Miles: 386 (not including ferries)
Total mileage: 3180
Fish Harry caught: 7
Fish Susannah caught: 1 (too small to keep)
Sea Eagle sightings: 1
Puffin sightings: 3
The Lofoten Islands are an absolute treat. You loose all sense of your direction and personal compass because of the mass of islets, headlands, fjords, lakes, all surrounded by dramatic craggy peaks. It is famous for fishing with the cod season being particularly fruitful. Because of the colder temperatures the cod are hung to dry, instead of being cured, on huge wooden racks and later sold throughout Norway and the rest of the world, it is one of Norways’ biggest exports we were told by a local. Whilst we were there they seemed to only be drying the heads which looked like crispy autumn leaves trussed up, flapping in the wind.
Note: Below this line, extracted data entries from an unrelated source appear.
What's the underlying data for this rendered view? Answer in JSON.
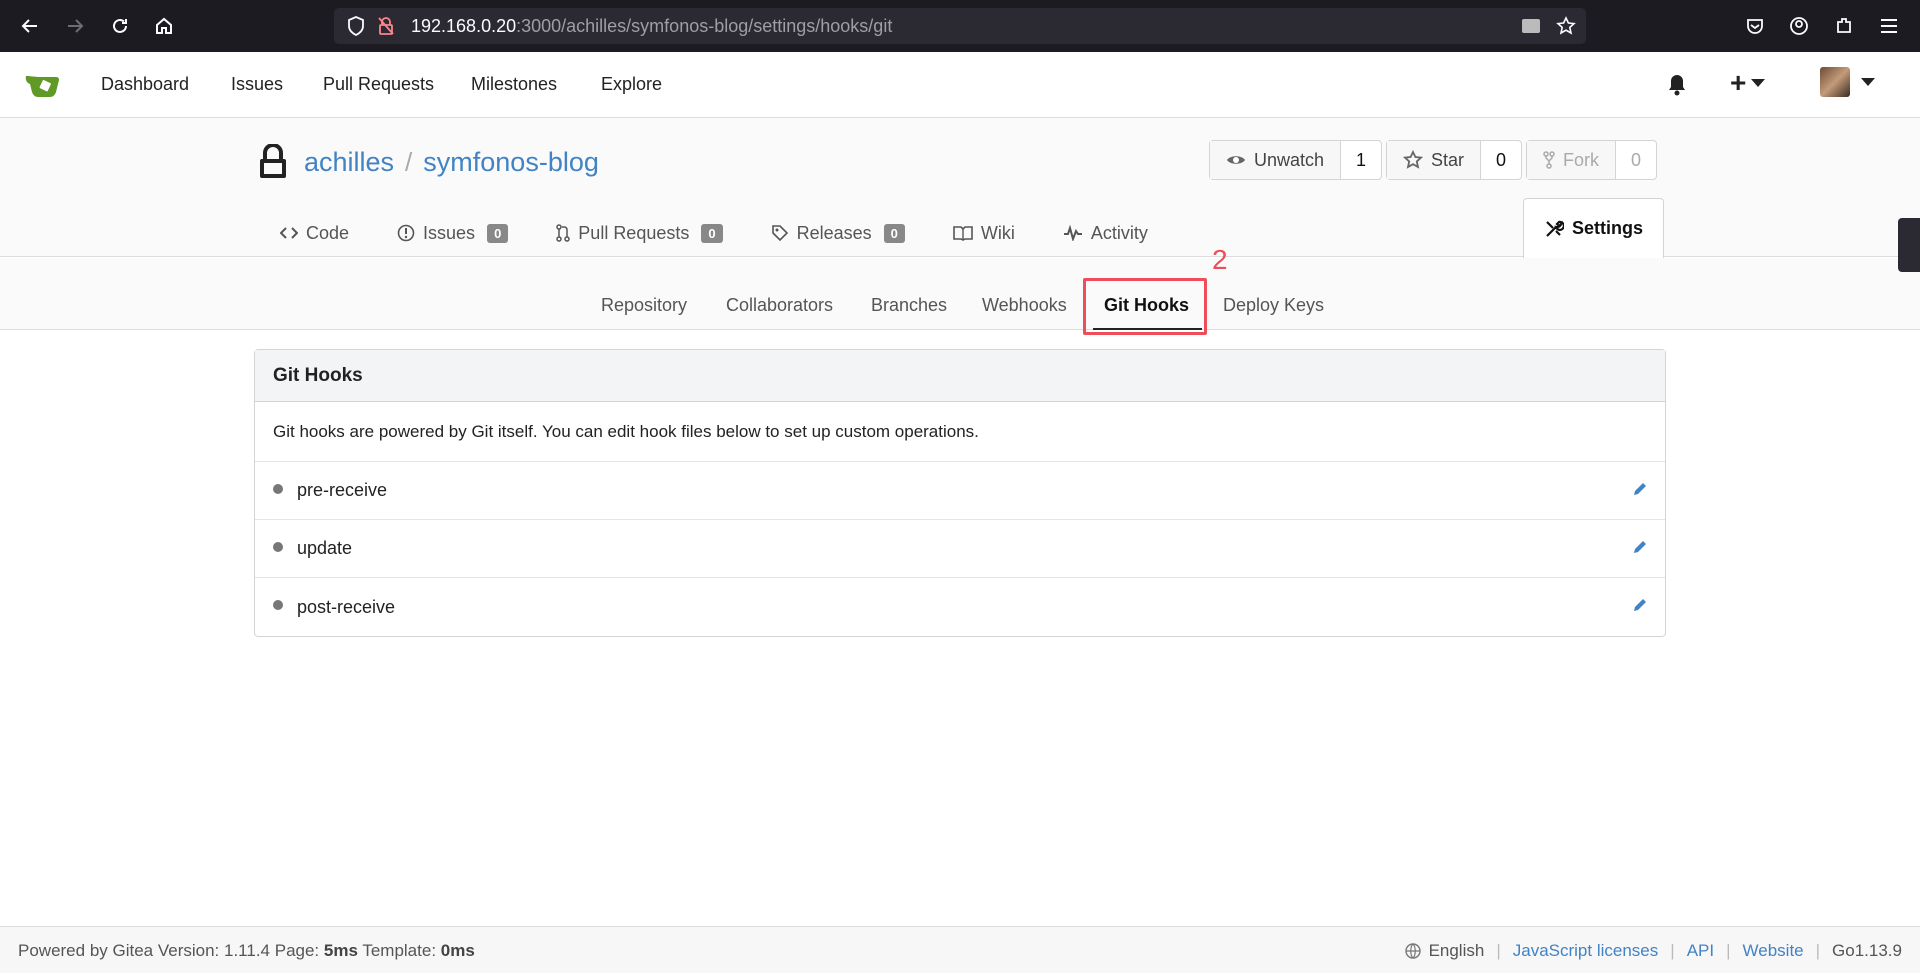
{
  "browser": {
    "url_host": "192.168.0.20",
    "url_rest": ":3000/achilles/symfonos-blog/settings/hooks/git"
  },
  "topnav": {
    "items": [
      "Dashboard",
      "Issues",
      "Pull Requests",
      "Milestones",
      "Explore"
    ],
    "plus": "+"
  },
  "repo": {
    "owner": "achilles",
    "separator": "/",
    "name": "symfonos-blog",
    "unwatch_label": "Unwatch",
    "watch_count": "1",
    "star_label": "Star",
    "star_count": "0",
    "fork_label": "Fork",
    "fork_count": "0"
  },
  "repo_tabs": {
    "code": "Code",
    "issues": "Issues",
    "issues_count": "0",
    "pulls": "Pull Requests",
    "pulls_count": "0",
    "releases": "Releases",
    "releases_count": "0",
    "wiki": "Wiki",
    "activity": "Activity",
    "settings": "Settings"
  },
  "settings_menu": {
    "repository": "Repository",
    "collaborators": "Collaborators",
    "branches": "Branches",
    "webhooks": "Webhooks",
    "git_hooks": "Git Hooks",
    "deploy_keys": "Deploy Keys",
    "annotation": "2"
  },
  "panel": {
    "title": "Git Hooks",
    "description": "Git hooks are powered by Git itself. You can edit hook files below to set up custom operations.",
    "hooks": [
      "pre-receive",
      "update",
      "post-receive"
    ]
  },
  "footer": {
    "powered": "Powered by Gitea Version: 1.11.4 Page: ",
    "page_time": "5ms",
    "template_label": " Template: ",
    "template_time": "0ms",
    "language": "English",
    "js_licenses": "JavaScript licenses",
    "api": "API",
    "website": "Website",
    "go_version": "Go1.13.9"
  },
  "colors": {
    "link": "#4183c4",
    "highlight": "#ef4d5a",
    "browser_bg": "#1c1b22"
  }
}
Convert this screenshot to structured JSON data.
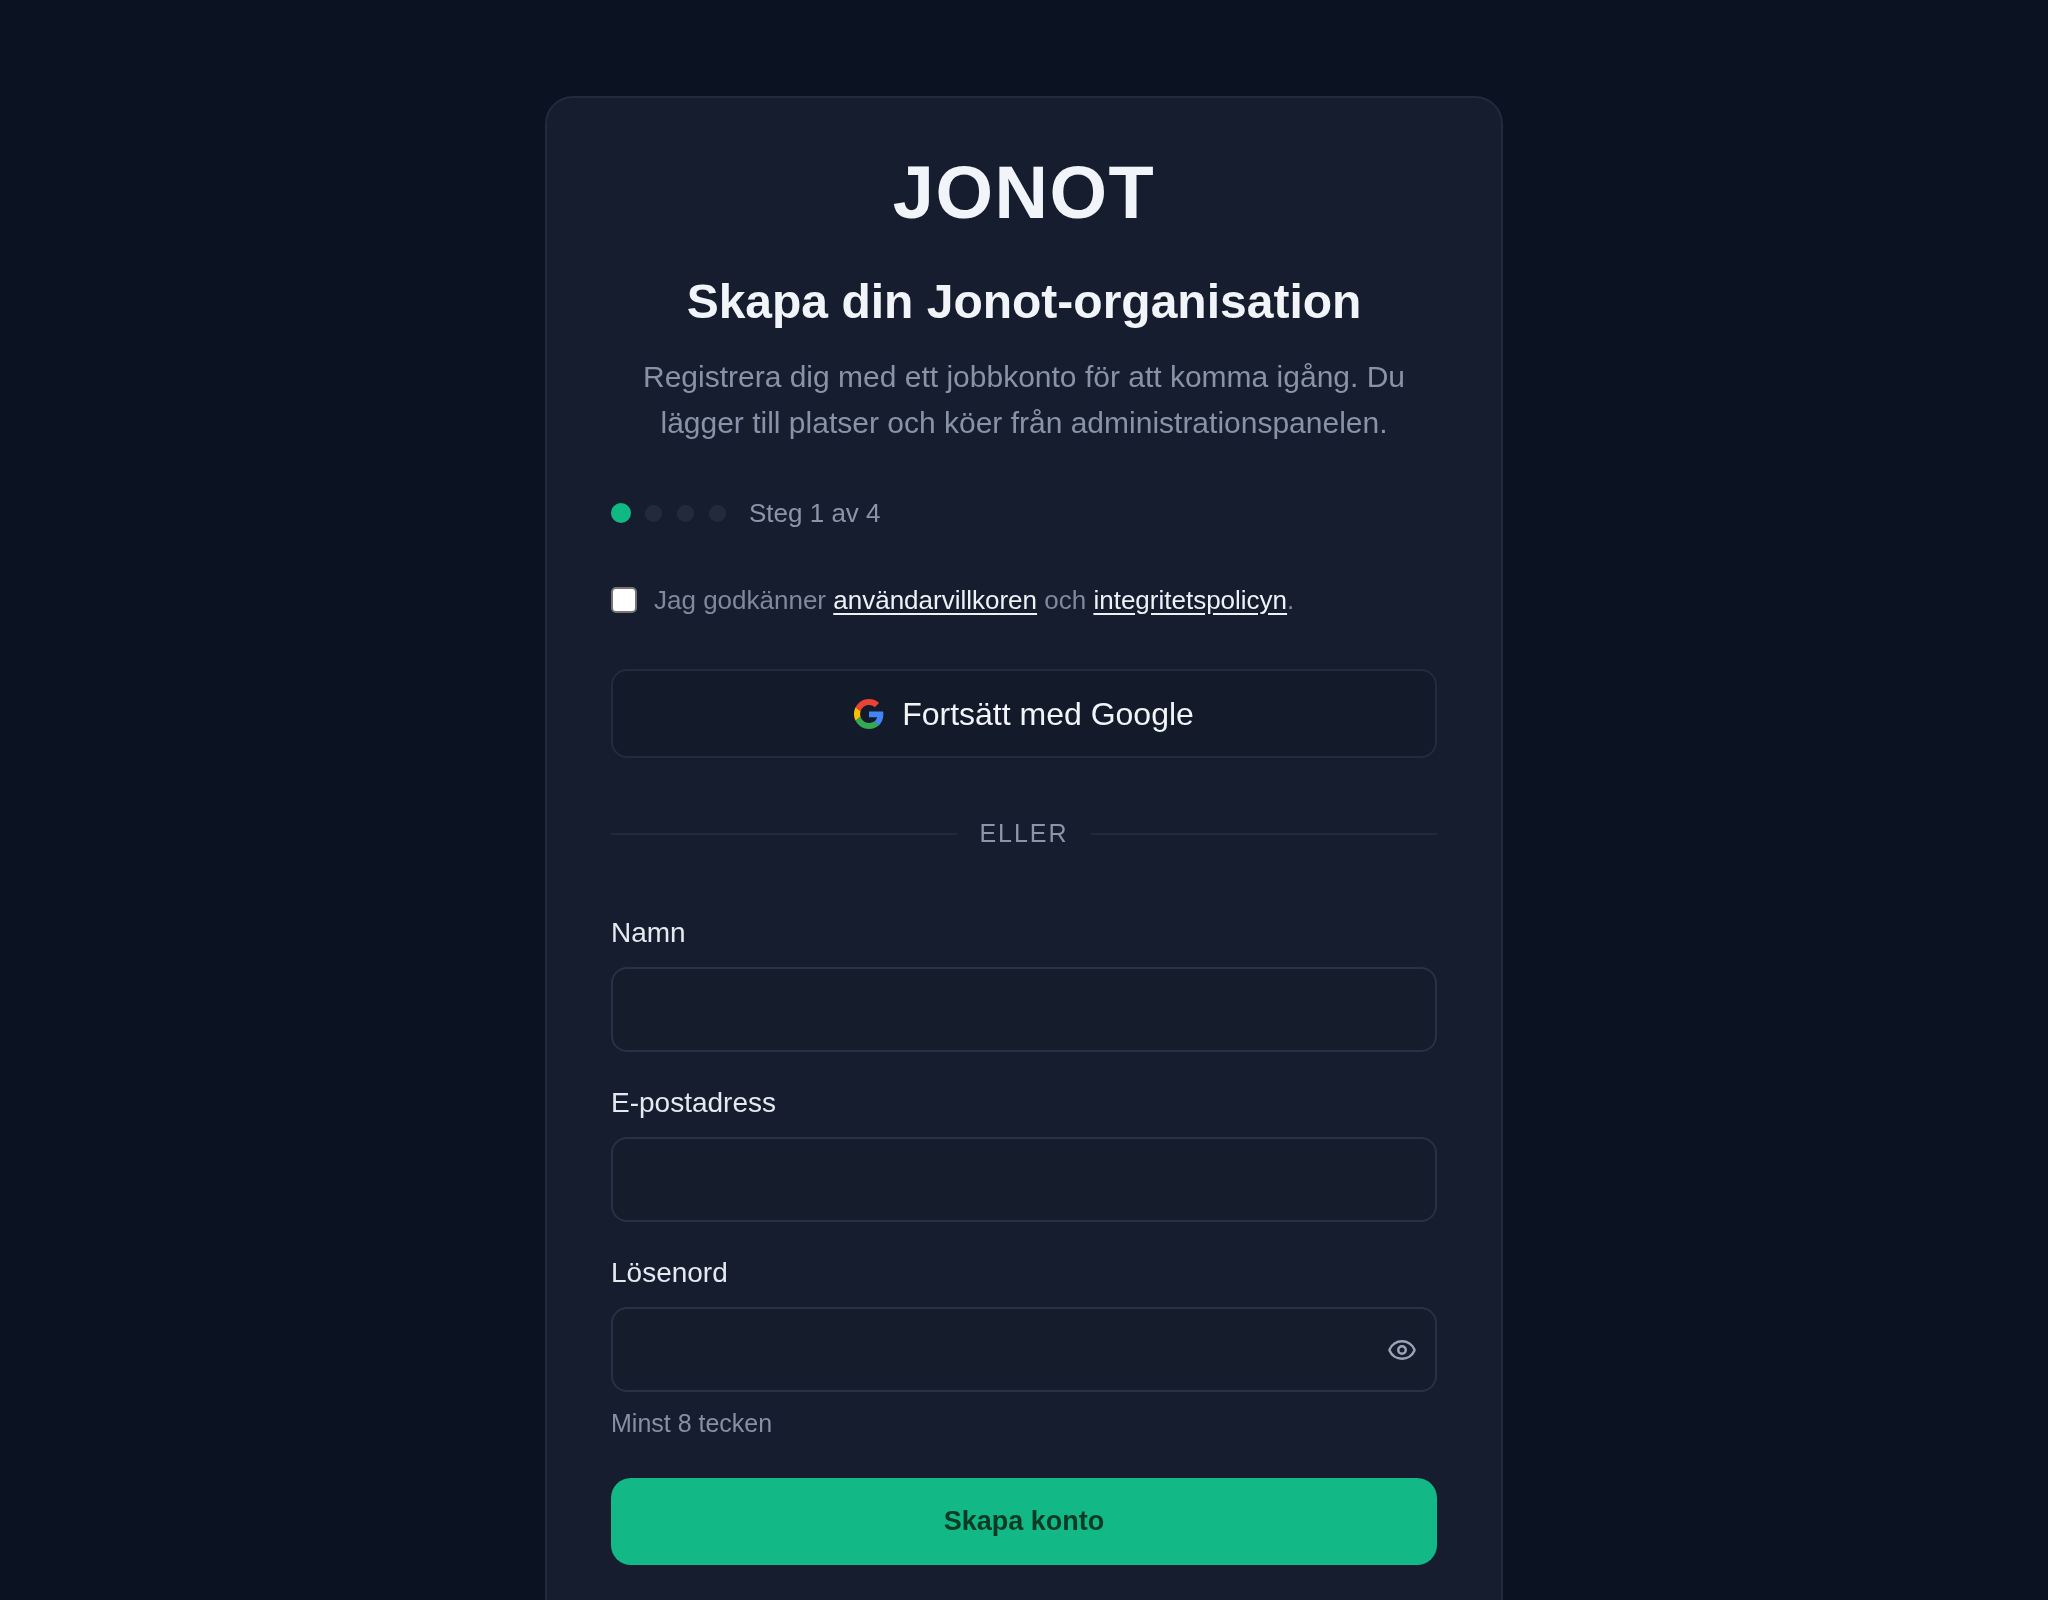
{
  "logo": "JONOT",
  "title": "Skapa din Jonot-organisation",
  "subtitle": "Registrera dig med ett jobbkonto för att komma igång. Du lägger till platser och köer från administrationspanelen.",
  "progress": {
    "steps": [
      {
        "active": true
      },
      {
        "active": false
      },
      {
        "active": false
      },
      {
        "active": false
      }
    ],
    "label": "Steg 1 av 4"
  },
  "consent": {
    "checked": false,
    "parts": [
      {
        "kind": "text",
        "text": "Jag godkänner "
      },
      {
        "kind": "link",
        "text": "användarvillkoren"
      },
      {
        "kind": "text",
        "text": " och "
      },
      {
        "kind": "link",
        "text": "integritetspolicyn"
      },
      {
        "kind": "text",
        "text": "."
      }
    ]
  },
  "google_button": {
    "label": "Fortsätt med Google"
  },
  "divider": "ELLER",
  "fields": [
    {
      "kind": "text",
      "label": "Namn"
    },
    {
      "kind": "email",
      "label": "E-postadress"
    },
    {
      "kind": "password",
      "label": "Lösenord",
      "hint": "Minst 8 tecken"
    }
  ],
  "submit_button": "Skapa konto"
}
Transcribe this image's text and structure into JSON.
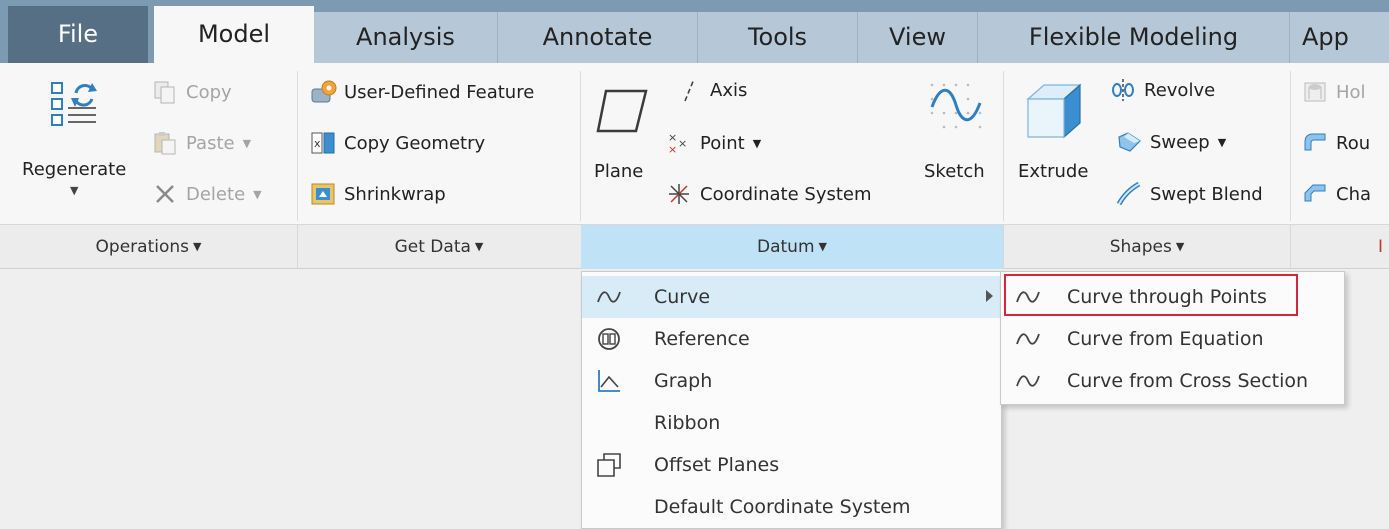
{
  "tabs": {
    "file": "File",
    "model": "Model",
    "analysis": "Analysis",
    "annotate": "Annotate",
    "tools": "Tools",
    "view": "View",
    "flexible": "Flexible Modeling",
    "app": "App"
  },
  "operations": {
    "regenerate": "Regenerate",
    "copy": "Copy",
    "paste": "Paste",
    "delete": "Delete",
    "title": "Operations"
  },
  "get_data": {
    "udf": "User-Defined Feature",
    "copy_geometry": "Copy Geometry",
    "shrinkwrap": "Shrinkwrap",
    "title": "Get Data"
  },
  "datum": {
    "plane": "Plane",
    "axis": "Axis",
    "point": "Point",
    "csys": "Coordinate System",
    "sketch": "Sketch",
    "title": "Datum"
  },
  "shapes": {
    "extrude": "Extrude",
    "revolve": "Revolve",
    "sweep": "Sweep",
    "swept_blend": "Swept Blend",
    "title": "Shapes"
  },
  "engineering": {
    "hole": "Hol",
    "round": "Rou",
    "chamfer": "Cha",
    "title": "I"
  },
  "datum_menu": {
    "curve": "Curve",
    "reference": "Reference",
    "graph": "Graph",
    "ribbon": "Ribbon",
    "offset_planes": "Offset Planes",
    "default_csys": "Default Coordinate System"
  },
  "curve_submenu": {
    "through_points": "Curve through Points",
    "from_equation": "Curve from Equation",
    "from_cross_section": "Curve from Cross Section"
  },
  "colors": {
    "tabbar": "#7c9bb3",
    "file_tab": "#566f85",
    "datum_highlight": "#bfe2f6",
    "menu_highlight": "#d8ecf8",
    "annotation_box": "#d0283a"
  }
}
This is a tiny hobbit house/shelter made by two Norwegian surfer dudes who camped out at Kvalvika beach on Lofoten over winter. The house is built by beach debris and everything inside was washed up on the beach and put to some use, the small window is a washing machine glass door! The beach can only be accessed by sea or by a brisk hour walk from the road on the other side of the ridge. A lovely local lady told us the story and marched us off to find the house, sheltered between some fallen rocks below the cliff above. The house is still used by people as Kvalvika beach is now very popular with campers and has tributes and photos to the two guys who endured the cold Lofoten winter.
Fredvang bay and the extreme coast line beyond, found all over the area.
We splashed out on a fishing trip in which I had all the gear and no idea and caught a tiddler who has put back and Harry caught seven ginormous Haddock. We took four home and feasted on fish for days.
The cod fish heads drying in the fishing mecca town of Svolvaer.
The midnight sun at Stave beach
On the most northerly of the Lofoten Islands we treated ourselves again to a thirty eight degree hot tub overlooking the atlantic. The next evening feeling hungover and sorry for ourselves after a convivial night with two lovely Germans camping next to us, we booked the beach sauna, an eighty degree sauna right on the beach so you rush between that and the eleven degree sea…amazing.
In Tromso there is the most northerly Botanic Garden called the Arctic Alpine garden. My mum told me about it and it is supposedly a favourite of Monty Don! Every time I would get home from boarding school for half term or a weekend my mama would walk me round our garden at home to show me what was in flower or what she had changed. Due to this I have a soft spot for gardens and Monty Don certainly has good taste as it was beautiful and different.
Tromso’s Arctic Cathedral, the most northerly protestant church.